The Energy Community announced today that it had invited its members, Serbia among them, to reconsider whether their measures of state aid to the coal sector are in line with the regulations of the EU.
Yesterday, as announced, the Secretariat of the Energy Community, sent letters to the competent authorities of the member states “encouraging them to further examine the compatibility of those measures with the legal acquis concerning state aid” of the EU, the EurActiv Srbija portal reports.
– According to the Agreement of the Energy Community, the parties need to make sure that any kind of state aid threatening to jeopardize the competition by favoring certain endeavors or certain energy sources is forbidden. Since state aid can endanger the competition and affect the cross-border trade of energy, the control of the aid provided from state resources is of key importance for establishing a regional energy market – the Energy Community said.

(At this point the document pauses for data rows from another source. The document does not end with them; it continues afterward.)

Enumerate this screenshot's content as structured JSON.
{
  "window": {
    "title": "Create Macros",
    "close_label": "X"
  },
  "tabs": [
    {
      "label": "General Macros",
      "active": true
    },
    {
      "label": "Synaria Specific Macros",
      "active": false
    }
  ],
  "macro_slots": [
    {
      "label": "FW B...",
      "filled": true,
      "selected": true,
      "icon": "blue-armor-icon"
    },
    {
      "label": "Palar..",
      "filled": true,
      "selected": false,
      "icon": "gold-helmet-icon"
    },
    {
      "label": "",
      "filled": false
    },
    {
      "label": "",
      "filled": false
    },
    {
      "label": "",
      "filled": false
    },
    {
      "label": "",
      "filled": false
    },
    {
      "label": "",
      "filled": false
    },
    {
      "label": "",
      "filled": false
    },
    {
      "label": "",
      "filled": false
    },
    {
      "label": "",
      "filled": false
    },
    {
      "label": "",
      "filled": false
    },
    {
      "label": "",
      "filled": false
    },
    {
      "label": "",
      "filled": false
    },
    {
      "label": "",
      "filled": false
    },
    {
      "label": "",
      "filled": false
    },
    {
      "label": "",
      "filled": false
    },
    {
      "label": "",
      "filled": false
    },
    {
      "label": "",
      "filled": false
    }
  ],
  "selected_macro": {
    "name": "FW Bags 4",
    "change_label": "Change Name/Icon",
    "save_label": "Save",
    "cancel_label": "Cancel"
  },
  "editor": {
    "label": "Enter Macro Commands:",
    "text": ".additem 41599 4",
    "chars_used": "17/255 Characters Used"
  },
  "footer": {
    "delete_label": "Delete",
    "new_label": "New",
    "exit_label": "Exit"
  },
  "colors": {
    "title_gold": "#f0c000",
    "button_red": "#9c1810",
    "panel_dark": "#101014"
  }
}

The press release adds that the system of the realization of state aid at the Energy Community is decentralized and not as efficient as the system that exists in the EU.
– Nevertheless, the parties to the Agreement of the Energy Community have on many occasions obliged to fully implement the legal acquis of the European Union on state aid regarding coal-fueled power plants, as was, for example said at the Ministerial Council held on December 17, 2020 – the Energy Community added.
In a study published in early December, the Energy Community said that, in 2018 and 2019, six member states set aside over EUR 900 million in state subsidies for coal. The analysis points out that state aid was often given to non-profitable and non-efficient thermal power plants and coal mines.
According to the study, in the period between 2015 and 2019, the member states of the Energy Community subsidized the coal sector with over EUR 2 billion. The sector also received substantial help in the form of state loan guarantees. In 2019 alone, these credits reached EUR 2 billion.
In 2018 and 2019, the subsidies were the highest in Ukraine (EUR 751.52 million), Serbia (EUR 88.76 million) and Bosnia and Herzegovina (EUR 42.91 million). Kosovo subsidized its coal sector with EUR 12.7 million, North Macedonia with EUR 3.83 million and Montenegro with EUR 1.14 million.